Lithuania, situated in northern Europe along the southeast shore of the Baltic, is increasing in appeal as a shooting location, boosted by a new Film In Lithuania platform set up to attract and support international productions.
“We can provide support and information about projects filming here, the tax incentive [worth up to 30%], locations, local services and more,” says Ruta Jekentaite, who heads Film In Lithuania, part of the Baltic Film & Creative Tech Cluster. “Producers and all local service providers will be able to communicate directly on the platform.”
The territory attracted 19 international productions and 12 co-productions last year, according to the Lithuanian Film Centre, including Lasse Hallström’s Hilma, about artist Hilma af Klint, which doubled Vilnius for Stockholm. The project is backed by Viaplay Studios. “The crew is so talented, skilled and experienced,” says Hallström. “We were recreating Stockholm of the late 1800s, and there was a lot of Old Town imagery that looked good for our purposes.”
“Everything in Vilnius is so nearby,” adds Hilma producer Helena Danielsson from Viaplay Studios. “Even if I stay in the Old Town, I can walk to locations as they are only a stone’s throw away. In Vilnius you don’t feel the stress of a gigantic city with all its transportation and long hours in queues.”
Other projects to shoot in Vilnius include season four of Netflix’s Stranger Things and season two of Young Wallander, which received $1.75m (€1.61m) from the rebate. “It was a pleasure to be back,” says Young Wallander’s line producer Marshall Leviten. “Everyone works so hard to ensure everything runs smoothly. The locations work well, the crews are so professional, and the hospitality at work and everywhere else is fantastic.”
Another production to shoot in the Lithuanian capital was Camelot Films’ drama Prizefighter: The Life Of Jem Belcher, which relocated from Wales to Vilnius in summer 2021, doubling the city for 19th-century England and using mostly locals. “The crew and hospitality were world class,” says producer Matthew E Chausse, who previously worked on Vertical Entertainment’s 2020 sci-fi feature Skylines in the city.
Others include Netflix’s six-part Swedish crime drama Clark starring Bill Skarsgard; Story House Pictures’ German TV series Sisi, which filmed in and around Vilnius; and Nordic Entertainment Group (NENT) series Max Anger, co-produced by UK outfit Twelve Town, which doubled Vilnius for Saint Petersburg and received $1.5m (€1.4m) from the incentive.
Vilnius Film Office works closely with filmmakers, helping to organise shoots in public spaces and institutions and issuing permits quickly. The capital is the key focal point for many of the productions that come to Lithuania. Its multifaceted history offers gothic, renaissance, baroque and neoclassical architecture, alongside a skilled industry workforce.

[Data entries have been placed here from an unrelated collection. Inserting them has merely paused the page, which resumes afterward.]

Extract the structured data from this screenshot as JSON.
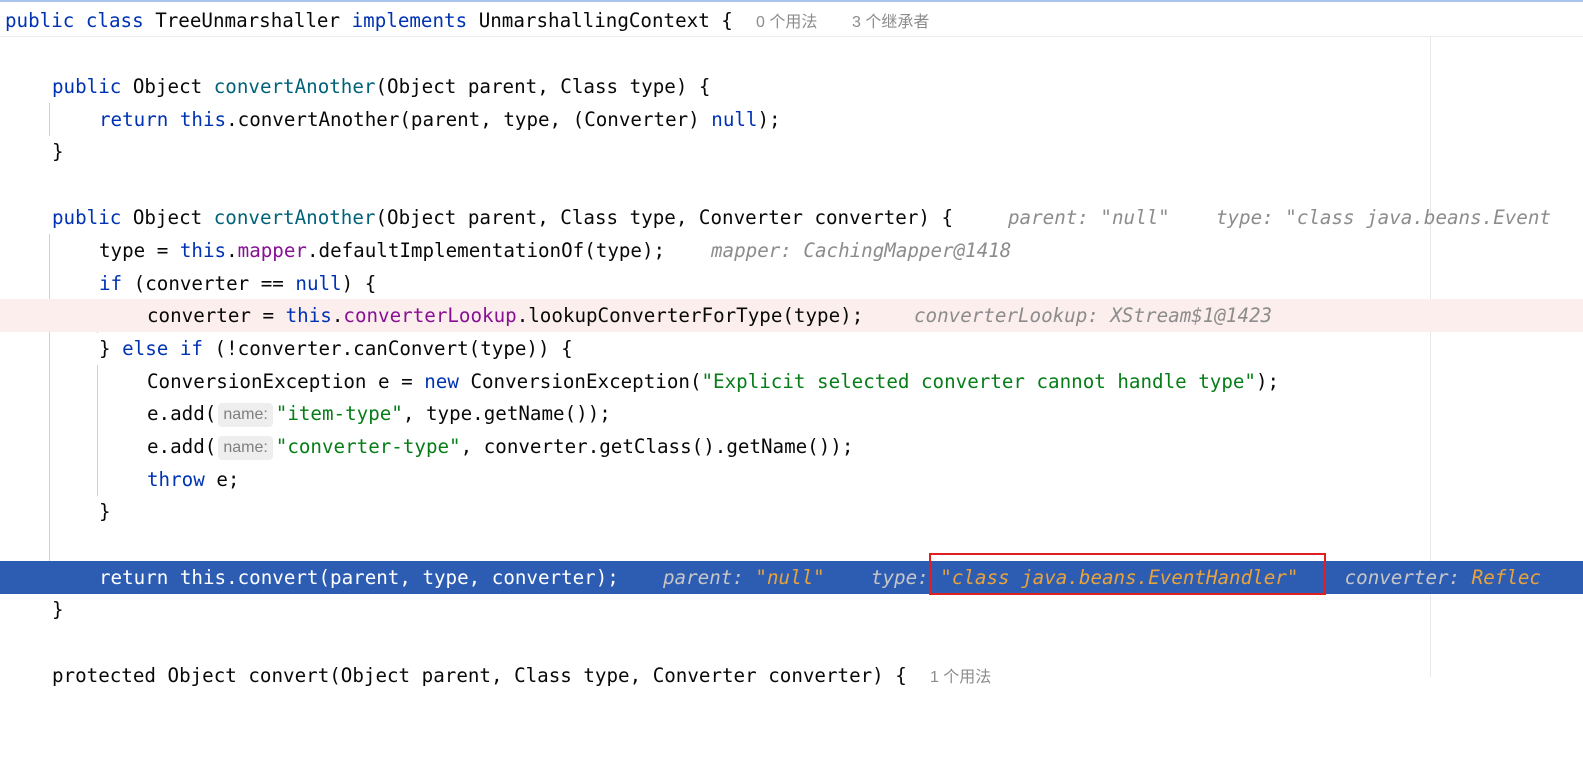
{
  "sticky_header": {
    "pub": "public",
    "cls": "class",
    "name": "TreeUnmarshaller",
    "impl": "implements",
    "iface": "UnmarshallingContext",
    "brace": " {",
    "usages": "0 个用法",
    "inheritors": "3 个继承者"
  },
  "l1": {
    "pub": "public",
    "sig_a": " Object ",
    "fn": "convertAnother",
    "sig_b": "(Object parent, Class type) {"
  },
  "l2": {
    "ret": "return",
    "this": "this",
    "rest_a": ".convertAnother(parent, type, (Converter) ",
    "nul": "null",
    "rest_b": ");"
  },
  "l3": {
    "brace": "}"
  },
  "l4": {
    "pub": "public",
    "sig_a": " Object ",
    "fn": "convertAnother",
    "sig_b": "(Object parent, Class type, Converter converter) {",
    "inl_parent_k": "parent: ",
    "inl_parent_v": "\"null\"",
    "inl_type_k": "type: ",
    "inl_type_v": "\"class java.beans.Event"
  },
  "l5": {
    "a": "type = ",
    "this": "this",
    "dot": ".",
    "fld": "mapper",
    "b": ".defaultImplementationOf(type);",
    "inl": "mapper: CachingMapper@1418"
  },
  "l6": {
    "if": "if",
    "a": " (converter == ",
    "nul": "null",
    "b": ") {"
  },
  "l7": {
    "a": "converter = ",
    "this": "this",
    "dot": ".",
    "fld": "converterLookup",
    "b": ".lookupConverterForType(type);",
    "inl": "converterLookup: XStream$1@1423"
  },
  "l8": {
    "a": "} ",
    "else": "else if",
    "b": " (!converter.canConvert(type)) {"
  },
  "l9": {
    "a": "ConversionException e = ",
    "new": "new",
    "b": " ConversionException(",
    "str": "\"Explicit selected converter cannot handle type\"",
    "c": ");"
  },
  "l10": {
    "a": "e.add(",
    "hint": "name:",
    "str": "\"item-type\"",
    "b": ", type.getName());"
  },
  "l11": {
    "a": "e.add(",
    "hint": "name:",
    "str": "\"converter-type\"",
    "b": ", converter.getClass().getName());"
  },
  "l12": {
    "kw": "throw",
    "a": " e;"
  },
  "l13": {
    "brace": "}"
  },
  "l14": {
    "code": "return this.convert(parent, type, converter);",
    "inl_parent_k": "parent: ",
    "inl_parent_v": "\"null\"",
    "inl_type_k": "type: ",
    "inl_type_v": "\"class java.beans.EventHandler\"",
    "inl_conv_k": "converter: ",
    "inl_conv_v": "Reflec"
  },
  "l15": {
    "brace": "}"
  },
  "l16": {
    "code": "protected Object convert(Object parent, Class type, Converter converter) {",
    "meta": "1 个用法"
  },
  "colors": {
    "selected_line": "#2d5cb3",
    "breakpoint_line": "#fbeeec",
    "keyword": "#0033b3",
    "string": "#067d17",
    "field": "#871094",
    "method": "#00627a",
    "annotation_box": "#e02020"
  }
}
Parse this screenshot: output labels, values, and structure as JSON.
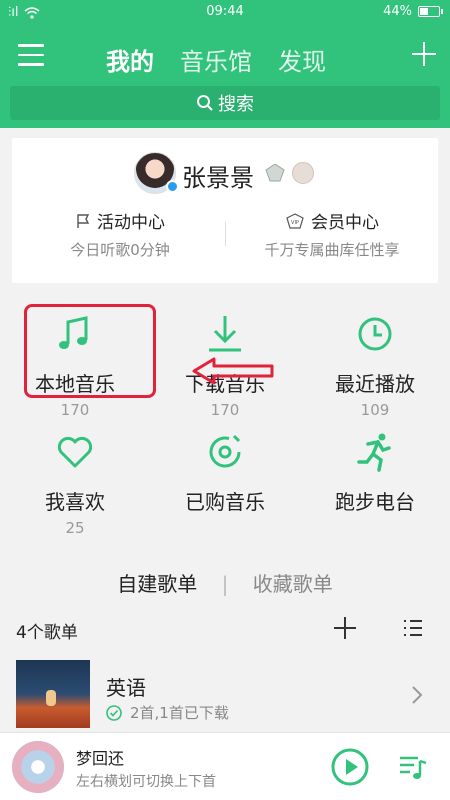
{
  "theme": {
    "accent": "#31c27c",
    "highlight": "#e0233b"
  },
  "status_bar": {
    "signal": "⫶ıl",
    "time": "09:44",
    "battery": "44%"
  },
  "header": {
    "tabs": [
      {
        "label": "我的",
        "active": true
      },
      {
        "label": "音乐馆",
        "active": false
      },
      {
        "label": "发现",
        "active": false
      }
    ],
    "search_label": "搜索"
  },
  "profile": {
    "name": "张景景",
    "activity": {
      "title": "活动中心",
      "desc": "今日听歌0分钟"
    },
    "vip": {
      "title": "会员中心",
      "desc": "千万专属曲库任性享"
    }
  },
  "grid": [
    {
      "label": "本地音乐",
      "count": "170",
      "icon": "music-note-icon"
    },
    {
      "label": "下载音乐",
      "count": "170",
      "icon": "download-icon"
    },
    {
      "label": "最近播放",
      "count": "109",
      "icon": "clock-icon"
    },
    {
      "label": "我喜欢",
      "count": "25",
      "icon": "heart-icon"
    },
    {
      "label": "已购音乐",
      "count": "",
      "icon": "purchased-disc-icon"
    },
    {
      "label": "跑步电台",
      "count": "",
      "icon": "runner-icon"
    }
  ],
  "playlists": {
    "tab_created": "自建歌单",
    "tab_separator": "|",
    "tab_favorited": "收藏歌单",
    "count_label": "4个歌单",
    "items": [
      {
        "name": "英语",
        "meta": "2首,1首已下载"
      }
    ]
  },
  "player": {
    "title": "梦回还",
    "subtitle": "左右横划可切换上下首"
  }
}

Elsewhere, the country has an appealing variety of landscapes, from national parks with vast oak and pine forests, to fresh and salt waters. The western Neringa municipality has rolling sand dunes and evergreen forests. “Klaipeda, in the western part of Lithuania, also offers beautiful beaches and is currently hosting a big project,” adds Jekentaite.
First person to contact
Jurate Pazikaite, film commissioner, Vilnius Film Office firstname.lastname@example.org
Vilnius Film Cluster and Nebula Cluster have merged to create the Baltic Film & Creative Tech Cluster, which works with and supports more than 80 local companies to provide production services, equipment rental and studio space, including a soundstage of 1,100 square metres and a 350 square metre greenscreen.
Kino Studija (colloquially referred to as Martynas Studio) is situated just outside Vilnius. It was used for HBO’s Chernobyl and is a viable studio space. Lithuania’s crew base is growing in size and experience. “I have worked with crews of many different nationalities over the years,” says line producer Marshall Leviten, “but the Lithuanian crew most closely resembles the work ethic I am used to in the UK.”

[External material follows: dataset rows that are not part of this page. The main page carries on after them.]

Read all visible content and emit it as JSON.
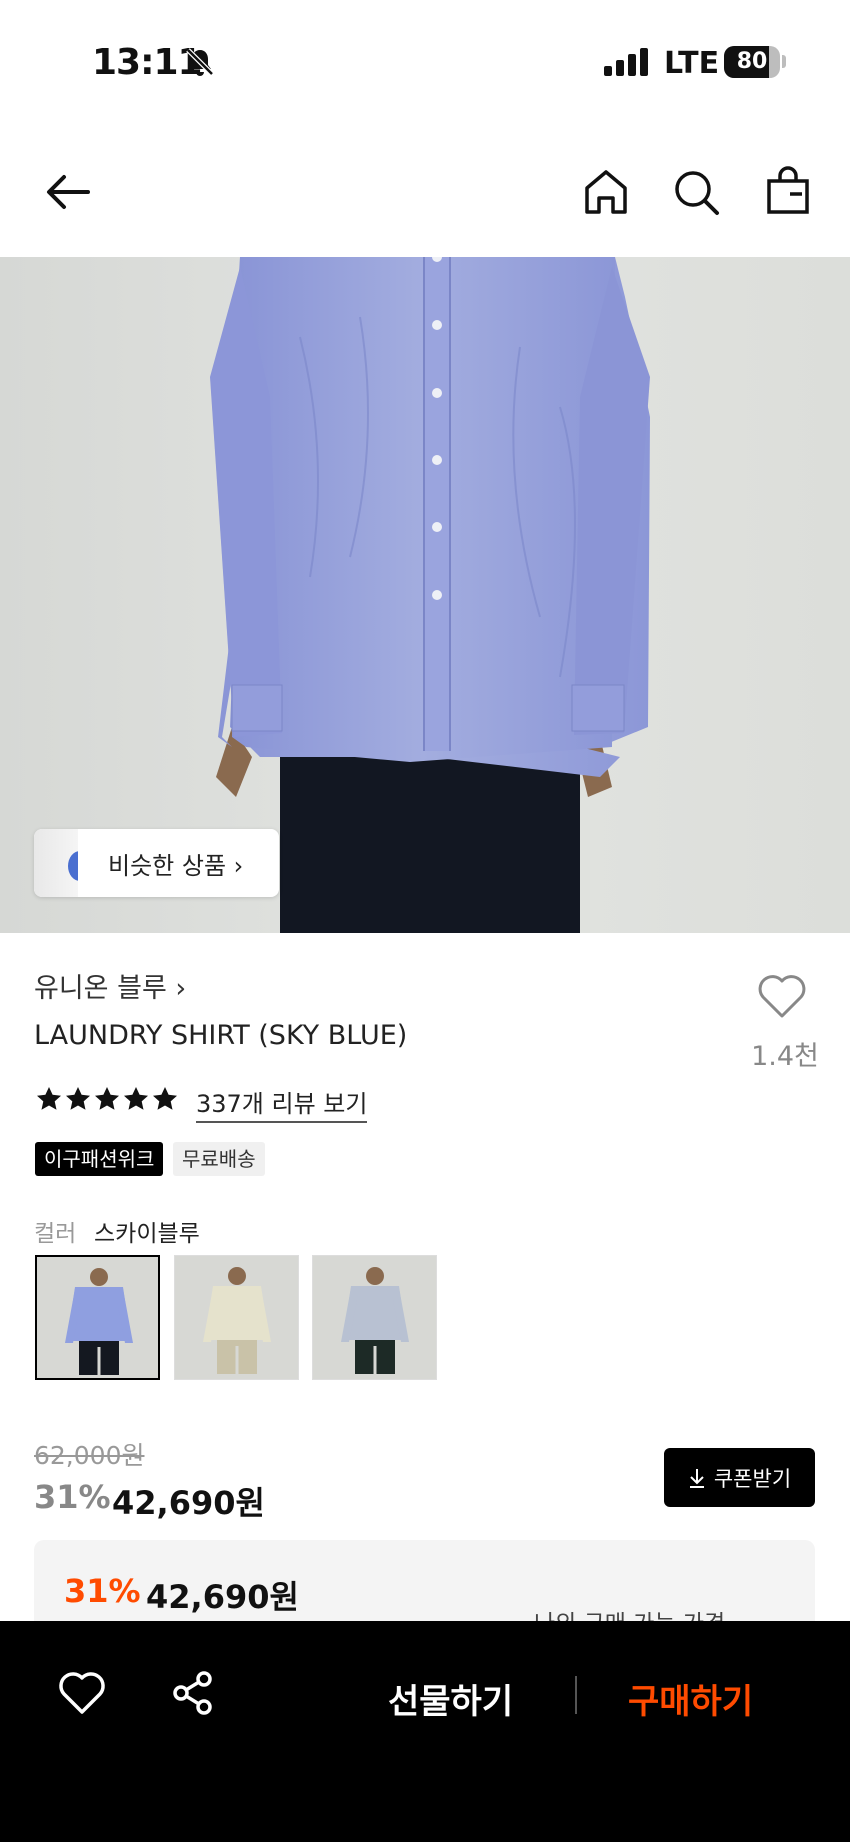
{
  "status_bar": {
    "time": "13:11",
    "network": "LTE",
    "battery": "80",
    "battery_level": 0.8
  },
  "nav": {
    "back_icon": "arrow-left-icon",
    "home_icon": "home-icon",
    "search_icon": "search-icon",
    "bag_icon": "shopping-bag-icon"
  },
  "hero": {
    "similar_label": "비슷한 상품 ›"
  },
  "product": {
    "brand": "유니온 블루 ›",
    "name": "LAUNDRY SHIRT (SKY BLUE)",
    "likes": "1.4천",
    "rating_stars": 5,
    "reviews": "337개 리뷰 보기",
    "badges": [
      "이구패션위크",
      "무료배송"
    ],
    "color_label": "컬러",
    "color_value": "스카이블루",
    "swatches": [
      {
        "color": "#8f9fe0",
        "pants": "#141820",
        "selected": true
      },
      {
        "color": "#e5e2cc",
        "pants": "#c9c2a8",
        "selected": false
      },
      {
        "color": "#b8c1d2",
        "pants": "#1d2a26",
        "selected": false
      }
    ]
  },
  "price": {
    "original": "62,000원",
    "discount": "31%",
    "final": "42,690원",
    "coupon_label": "쿠폰받기",
    "my_discount": "31%",
    "my_price": "42,690원",
    "my_label": "나의 구매 가능 가격"
  },
  "bottom_bar": {
    "gift": "선물하기",
    "buy": "구매하기"
  },
  "colors": {
    "accent": "#ff4b00",
    "shirt": "#97a3dd"
  }
}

There is a good level of basic equipment available, with further hardware easily sourced from neighbouring countries. Lithuania’s art and set construction departments are of a high standard and cost-effective.
Vilnius Film Office has worked closely with filmmakers, helping to organise shoots in public spaces and public institutions and issuing permits quickly. The capital city is the key focal point for many of the productions that come to Lithuania. Its multifaceted history offers gothic, renaissance, baroque and neoclassical architecture, alongside a highly skilled film-industry workforce.
Elsewhere, the country has an appealing variety of landscapes, from national parks with vast oak and pine forests, to fresh and salt waters and sand dunes. The western Neringa municipality is particularly stunning, with its rolling dunes and evergreen forests.
Lithuania is a small country with good road and rail links. There are direct flights to Vilnius from other European capitals.
Lithuania is a member of the European Union and a participant in the Schengen Agreement. Its currency is the euro.